# I don't know what to do...



## sharpguy88 (Dec 14, 2011)

Hi i've been married for about 2 years and we have a 10 month old baby girl... i used to love my wife, although i'm not sure of it right now.

my wife has these moments where she gets mad from the most random thing. when that happens she swears at the baby and shouts at it... shouts at me too and hits me.... i rarely ever hit her back... but it really injures my pride... i never had the audacity to file a divorce, although i always suggest it.

when that happens she some how breaks and cries... then returns to her normal self again. This almost happens once every 2 weeks.

before marriage i didn't even know the feeling of depression , but know i experience it every other week... hell, i even thought of suicide on multiple occasions... what should i do?

if i forgive her the cycle will repeat itself again and again.


----------



## accept (Dec 1, 2011)

Once every two weeks is not the end of the earth surely you can live with it. I dont think you should mention divorce that exacerbates matters. There is too much threatening going on. She is sorry afterwards so she realises it. Are you scared she will hit the baby as well. Many posters on here have much worse problems. It shouldnt cause you depression or not to love your wife unless there are other things you dont mention.


----------



## sharpguy88 (Dec 14, 2011)

she already hit the baby a couple of times although not that hard.

i think she has a brief case of bipolar disorder... and when she goes through a manic or depressive episode it causes me too much stress.

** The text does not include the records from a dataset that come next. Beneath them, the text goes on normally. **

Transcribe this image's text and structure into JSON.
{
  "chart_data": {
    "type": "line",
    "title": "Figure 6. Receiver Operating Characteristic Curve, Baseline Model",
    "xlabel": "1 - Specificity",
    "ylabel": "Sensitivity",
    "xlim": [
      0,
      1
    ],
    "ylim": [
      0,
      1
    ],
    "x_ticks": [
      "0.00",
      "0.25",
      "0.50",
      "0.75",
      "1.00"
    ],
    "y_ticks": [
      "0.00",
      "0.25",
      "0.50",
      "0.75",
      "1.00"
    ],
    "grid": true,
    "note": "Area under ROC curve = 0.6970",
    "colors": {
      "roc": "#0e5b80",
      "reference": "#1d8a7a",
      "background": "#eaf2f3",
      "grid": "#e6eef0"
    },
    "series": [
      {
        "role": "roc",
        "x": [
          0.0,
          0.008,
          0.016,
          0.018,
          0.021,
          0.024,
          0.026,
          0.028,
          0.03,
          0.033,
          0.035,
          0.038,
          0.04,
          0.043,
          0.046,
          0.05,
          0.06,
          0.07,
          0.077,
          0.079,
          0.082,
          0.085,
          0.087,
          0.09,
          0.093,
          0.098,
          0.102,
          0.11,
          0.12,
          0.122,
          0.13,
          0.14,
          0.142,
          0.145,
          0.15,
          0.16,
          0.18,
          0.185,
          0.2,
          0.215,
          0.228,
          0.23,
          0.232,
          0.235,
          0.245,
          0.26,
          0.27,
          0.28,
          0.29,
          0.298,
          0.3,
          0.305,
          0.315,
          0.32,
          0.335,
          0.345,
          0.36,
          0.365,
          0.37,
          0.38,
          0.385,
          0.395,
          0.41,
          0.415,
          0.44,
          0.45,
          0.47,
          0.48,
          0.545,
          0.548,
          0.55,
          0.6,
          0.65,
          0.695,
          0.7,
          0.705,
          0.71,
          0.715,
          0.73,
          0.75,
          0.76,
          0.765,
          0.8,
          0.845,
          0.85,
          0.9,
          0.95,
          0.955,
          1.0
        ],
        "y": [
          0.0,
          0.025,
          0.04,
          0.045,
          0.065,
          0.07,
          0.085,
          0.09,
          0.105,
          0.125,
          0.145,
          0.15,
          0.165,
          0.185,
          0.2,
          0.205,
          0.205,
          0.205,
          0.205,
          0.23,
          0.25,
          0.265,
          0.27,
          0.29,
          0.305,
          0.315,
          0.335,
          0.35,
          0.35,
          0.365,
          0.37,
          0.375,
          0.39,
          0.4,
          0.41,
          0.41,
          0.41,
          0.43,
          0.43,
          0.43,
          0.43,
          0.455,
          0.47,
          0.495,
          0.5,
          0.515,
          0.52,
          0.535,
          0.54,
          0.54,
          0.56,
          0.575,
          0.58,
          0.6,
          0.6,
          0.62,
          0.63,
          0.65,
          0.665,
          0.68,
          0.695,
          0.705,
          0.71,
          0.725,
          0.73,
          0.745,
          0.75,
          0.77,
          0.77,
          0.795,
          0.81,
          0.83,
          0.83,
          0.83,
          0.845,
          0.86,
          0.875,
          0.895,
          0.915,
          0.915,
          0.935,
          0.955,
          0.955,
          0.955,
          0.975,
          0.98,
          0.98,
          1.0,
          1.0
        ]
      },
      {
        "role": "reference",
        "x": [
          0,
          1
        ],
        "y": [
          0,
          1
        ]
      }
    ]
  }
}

You're right i think mentioning divorce is undesirable, but if i don't she'll continue bullying me all the way to the next day... i really tried all other ways and none worked.

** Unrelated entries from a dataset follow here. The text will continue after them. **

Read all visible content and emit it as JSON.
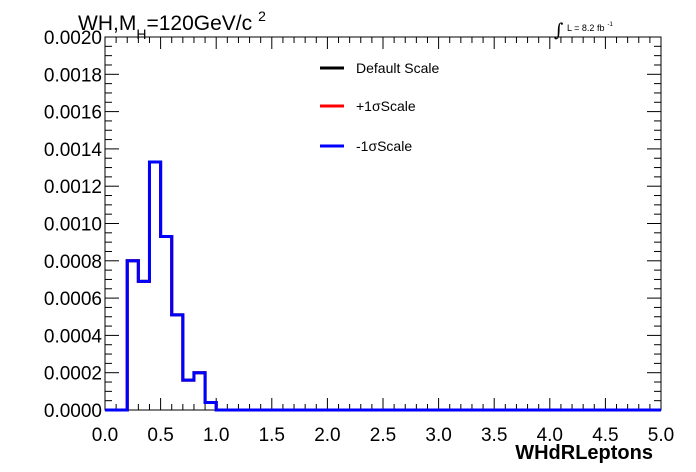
{
  "chart_data": {
    "type": "line",
    "title_main": "WH,M",
    "title_sub": "H",
    "title_rest": "=120GeV/c",
    "title_sup": "2",
    "lumi_label": "L = 8.2 fb",
    "lumi_sup": "-1",
    "xlabel": "WHdRLeptons",
    "xlim": [
      0.0,
      5.0
    ],
    "ylim": [
      0.0,
      0.002
    ],
    "x_ticks": [
      "0.0",
      "0.5",
      "1.0",
      "1.5",
      "2.0",
      "2.5",
      "3.0",
      "3.5",
      "4.0",
      "4.5",
      "5.0"
    ],
    "y_ticks": [
      "0.0000",
      "0.0002",
      "0.0004",
      "0.0006",
      "0.0008",
      "0.0010",
      "0.0012",
      "0.0014",
      "0.0016",
      "0.0018",
      "0.0020"
    ],
    "bin_edges": [
      0.0,
      0.1,
      0.2,
      0.3,
      0.4,
      0.5,
      0.6,
      0.7,
      0.8,
      0.9,
      1.0,
      1.1,
      1.2,
      1.3,
      1.4,
      1.5,
      1.6,
      1.7,
      1.8,
      1.9,
      2.0,
      2.1,
      2.2,
      2.3,
      2.4,
      2.5,
      2.6,
      2.7,
      2.8,
      2.9,
      3.0,
      3.1,
      3.2,
      3.3,
      3.4,
      3.5,
      3.6,
      3.7,
      3.8,
      3.9,
      4.0,
      4.1,
      4.2,
      4.3,
      4.4,
      4.5,
      4.6,
      4.7,
      4.8,
      4.9,
      5.0
    ],
    "series": [
      {
        "name": "Default Scale",
        "color": "#000000",
        "values": [
          0,
          0,
          0.0008,
          0.00069,
          0.00133,
          0.00093,
          0.00051,
          0.00016,
          0.0002,
          4e-05,
          0,
          0,
          0,
          0,
          0,
          0,
          0,
          0,
          0,
          0,
          0,
          0,
          0,
          0,
          0,
          0,
          0,
          0,
          0,
          0,
          0,
          0,
          0,
          0,
          0,
          0,
          0,
          0,
          0,
          0,
          0,
          0,
          0,
          0,
          0,
          0,
          0,
          0,
          0,
          0
        ]
      },
      {
        "name": "+1σScale",
        "color": "#ff0000",
        "values": [
          0,
          0,
          0.0008,
          0.00069,
          0.00133,
          0.00093,
          0.00051,
          0.00016,
          0.0002,
          4e-05,
          0,
          0,
          0,
          0,
          0,
          0,
          0,
          0,
          0,
          0,
          0,
          0,
          0,
          0,
          0,
          0,
          0,
          0,
          0,
          0,
          0,
          0,
          0,
          0,
          0,
          0,
          0,
          0,
          0,
          0,
          0,
          0,
          0,
          0,
          0,
          0,
          0,
          0,
          0,
          0
        ]
      },
      {
        "name": "-1σScale",
        "color": "#0000ff",
        "values": [
          0,
          0,
          0.0008,
          0.00069,
          0.00133,
          0.00093,
          0.00051,
          0.00016,
          0.0002,
          4e-05,
          0,
          0,
          0,
          0,
          0,
          0,
          0,
          0,
          0,
          0,
          0,
          0,
          0,
          0,
          0,
          0,
          0,
          0,
          0,
          0,
          0,
          0,
          0,
          0,
          0,
          0,
          0,
          0,
          0,
          0,
          0,
          0,
          0,
          0,
          0,
          0,
          0,
          0,
          0,
          0
        ]
      }
    ],
    "legend": [
      "Default Scale",
      "+1σScale",
      "-1σScale"
    ],
    "legend_position": "top-center",
    "grid": false
  }
}
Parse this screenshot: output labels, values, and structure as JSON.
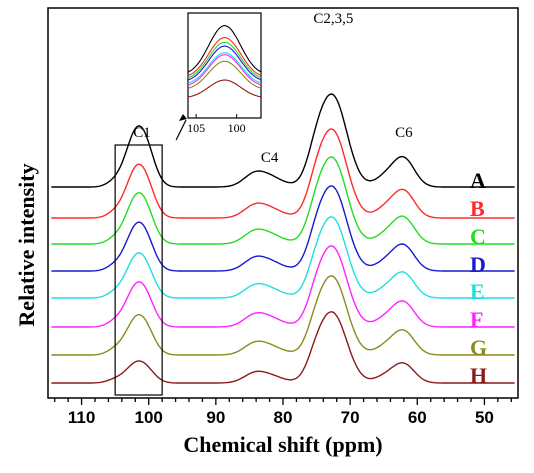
{
  "chart_data": {
    "type": "line",
    "title": "",
    "xlabel": "Chemical shift (ppm)",
    "ylabel": "Relative intensity",
    "xlim": [
      115,
      45
    ],
    "x_reversed": true,
    "x_ticks": [
      110,
      100,
      90,
      80,
      70,
      60,
      50
    ],
    "y_ticks": false,
    "grid": false,
    "legend": "right, series labels placed beside each curve",
    "stacked_offset": true,
    "peak_labels": [
      {
        "text": "C1",
        "x": 101
      },
      {
        "text": "C4",
        "x": 82
      },
      {
        "text": "C2,3,5",
        "x": 72.5
      },
      {
        "text": "C6",
        "x": 62
      }
    ],
    "inset": {
      "x_ticks": [
        105,
        100
      ],
      "xlim": [
        106,
        97
      ],
      "source_box": [
        105,
        98
      ]
    },
    "series": [
      {
        "name": "A",
        "color": "#000000",
        "peaks": {
          "C1": 1.0,
          "C1b": 0.55,
          "C4": 0.3,
          "C235": 2.35,
          "C6": 0.72
        }
      },
      {
        "name": "B",
        "color": "#ff2a2a",
        "peaks": {
          "C1": 0.88,
          "C1b": 0.55,
          "C4": 0.28,
          "C235": 2.25,
          "C6": 0.68
        }
      },
      {
        "name": "C",
        "color": "#22dd22",
        "peaks": {
          "C1": 0.84,
          "C1b": 0.55,
          "C4": 0.28,
          "C235": 2.2,
          "C6": 0.66
        }
      },
      {
        "name": "D",
        "color": "#1a1acc",
        "peaks": {
          "C1": 0.8,
          "C1b": 0.55,
          "C4": 0.28,
          "C235": 2.15,
          "C6": 0.64
        }
      },
      {
        "name": "E",
        "color": "#22dddd",
        "peaks": {
          "C1": 0.74,
          "C1b": 0.55,
          "C4": 0.27,
          "C235": 2.05,
          "C6": 0.62
        }
      },
      {
        "name": "F",
        "color": "#ff22ff",
        "peaks": {
          "C1": 0.74,
          "C1b": 0.55,
          "C4": 0.27,
          "C235": 2.05,
          "C6": 0.62
        }
      },
      {
        "name": "G",
        "color": "#8a8a1a",
        "peaks": {
          "C1": 0.66,
          "C1b": 0.55,
          "C4": 0.26,
          "C235": 2.0,
          "C6": 0.6
        }
      },
      {
        "name": "H",
        "color": "#8b1a1a",
        "peaks": {
          "C1": 0.36,
          "C1b": 0.35,
          "C4": 0.22,
          "C235": 1.8,
          "C6": 0.48
        }
      }
    ]
  }
}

i guess we have to give a psychiatrist a visit, although it's really a taboo here in our country. Thanks for answering


----------



## Riverside MFT (Oct 5, 2009)

sharpguy88 said:


> she already hit the baby a couple of times although not that hard.
> 
> i think she has a brief case of bipolar disorder... and when she goes through a manic or depressive episode it causes me too much stress. You're right i think mentioning divorce is undesirable, but if i don't she'll continue bullying me all the way to the next day... i really tried all other ways and none worked.
> 
> i guess we have to give a psychiatrist a visit, although it's really a taboo here in our country. Thanks for answering


She has already hit the baby? Was that any indicator to her that she needed help. It sounds like she is overwhelmed with being a mother. She may have had problems before but never reached the critical stress level for those problems to be manifested. She now has a new baby that may be difficult to deal with. 

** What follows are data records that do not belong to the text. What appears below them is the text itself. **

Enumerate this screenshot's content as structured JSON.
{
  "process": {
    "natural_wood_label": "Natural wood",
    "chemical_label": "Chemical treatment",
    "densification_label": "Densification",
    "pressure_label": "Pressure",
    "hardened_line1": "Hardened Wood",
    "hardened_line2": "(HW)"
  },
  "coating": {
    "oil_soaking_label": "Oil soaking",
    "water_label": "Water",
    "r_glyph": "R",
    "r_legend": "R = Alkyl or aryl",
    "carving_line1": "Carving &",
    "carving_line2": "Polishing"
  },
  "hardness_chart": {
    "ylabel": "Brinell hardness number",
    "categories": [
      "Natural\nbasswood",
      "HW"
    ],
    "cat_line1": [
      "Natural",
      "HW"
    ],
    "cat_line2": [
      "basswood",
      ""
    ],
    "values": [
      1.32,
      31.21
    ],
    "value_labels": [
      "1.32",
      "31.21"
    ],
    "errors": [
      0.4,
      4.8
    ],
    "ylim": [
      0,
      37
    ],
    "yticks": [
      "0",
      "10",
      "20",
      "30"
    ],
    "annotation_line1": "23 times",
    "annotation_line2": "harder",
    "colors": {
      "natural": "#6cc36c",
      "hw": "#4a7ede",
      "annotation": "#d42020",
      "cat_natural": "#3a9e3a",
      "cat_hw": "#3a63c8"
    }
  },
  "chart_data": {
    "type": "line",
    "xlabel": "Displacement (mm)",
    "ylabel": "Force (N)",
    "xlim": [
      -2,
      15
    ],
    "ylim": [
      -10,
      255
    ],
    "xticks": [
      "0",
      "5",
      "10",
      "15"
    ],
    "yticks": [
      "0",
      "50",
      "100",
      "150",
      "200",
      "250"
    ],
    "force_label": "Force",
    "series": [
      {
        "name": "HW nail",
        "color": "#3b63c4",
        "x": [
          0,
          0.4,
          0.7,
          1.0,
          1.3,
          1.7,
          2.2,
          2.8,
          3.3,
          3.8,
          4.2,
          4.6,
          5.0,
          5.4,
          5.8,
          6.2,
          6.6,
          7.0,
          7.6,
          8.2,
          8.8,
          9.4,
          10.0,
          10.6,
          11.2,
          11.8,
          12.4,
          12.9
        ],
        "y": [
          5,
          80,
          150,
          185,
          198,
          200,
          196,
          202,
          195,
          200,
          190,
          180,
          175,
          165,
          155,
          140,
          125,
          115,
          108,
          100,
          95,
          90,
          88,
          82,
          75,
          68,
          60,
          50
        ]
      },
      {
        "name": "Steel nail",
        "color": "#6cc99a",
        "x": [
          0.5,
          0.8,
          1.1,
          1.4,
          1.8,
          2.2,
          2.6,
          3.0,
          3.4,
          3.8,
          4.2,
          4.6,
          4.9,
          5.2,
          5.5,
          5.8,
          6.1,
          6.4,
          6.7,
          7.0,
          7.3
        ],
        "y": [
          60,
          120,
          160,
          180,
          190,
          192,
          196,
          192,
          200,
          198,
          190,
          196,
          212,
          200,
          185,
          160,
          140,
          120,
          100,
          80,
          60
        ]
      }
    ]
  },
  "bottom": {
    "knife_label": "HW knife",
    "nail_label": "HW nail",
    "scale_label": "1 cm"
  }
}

She needs help. Go to a psychiatrist ASAP. Who cares if it is taboo or not. The safety of your family could be at stake here.


----------



## accept (Dec 1, 2011)

In the main general site you would get more replies.
It doesnt sound right that until you mention divorce she goes on and that magic word cures all till the next time. I wonder which country this is. If she is really ill and you dont seem to be sure then you will need a doctor. If not then I suggest you punish her.
Can you say a bit more about her. Does she work. Does she have any life outside the house. Does she have friends or family. How does she get on with them. Is it only with you that she has this.
I notice my post has come up together with a MC. I wonder why one hardly ever sees them on posts.


----------



## sharpguy88 (Dec 14, 2011)

Thanks Brian i think you hit the spot...That's what i'll do.

Accept: She has a family, but no real friends she's always sentimental and doesn't like to involve herself with other people... That's why she likes to hangout with me the most. Yeah she's studying in college... although her stress isn't related to studying because she gets it even in holidays... i think it's the burden of being a mother.


----------



## EleGirl (Dec 3, 2011)

Was she acting like this before the pregnancy and then before the birth of your baby?

She might very well have postpartum depersssion. Get het to go to a doctor with you so that the two of you can discuss this with the doc. YOu might be in a depression by now as well.

If you both get help with your depressions, handling this situation would be much easier. 

You wife could acutally end up hurting your baby. Do not let this go on any longer.

And stop telling her that you are getting a divorce. Do you really want to walk out an leave your child with your wife in her current situation.


----------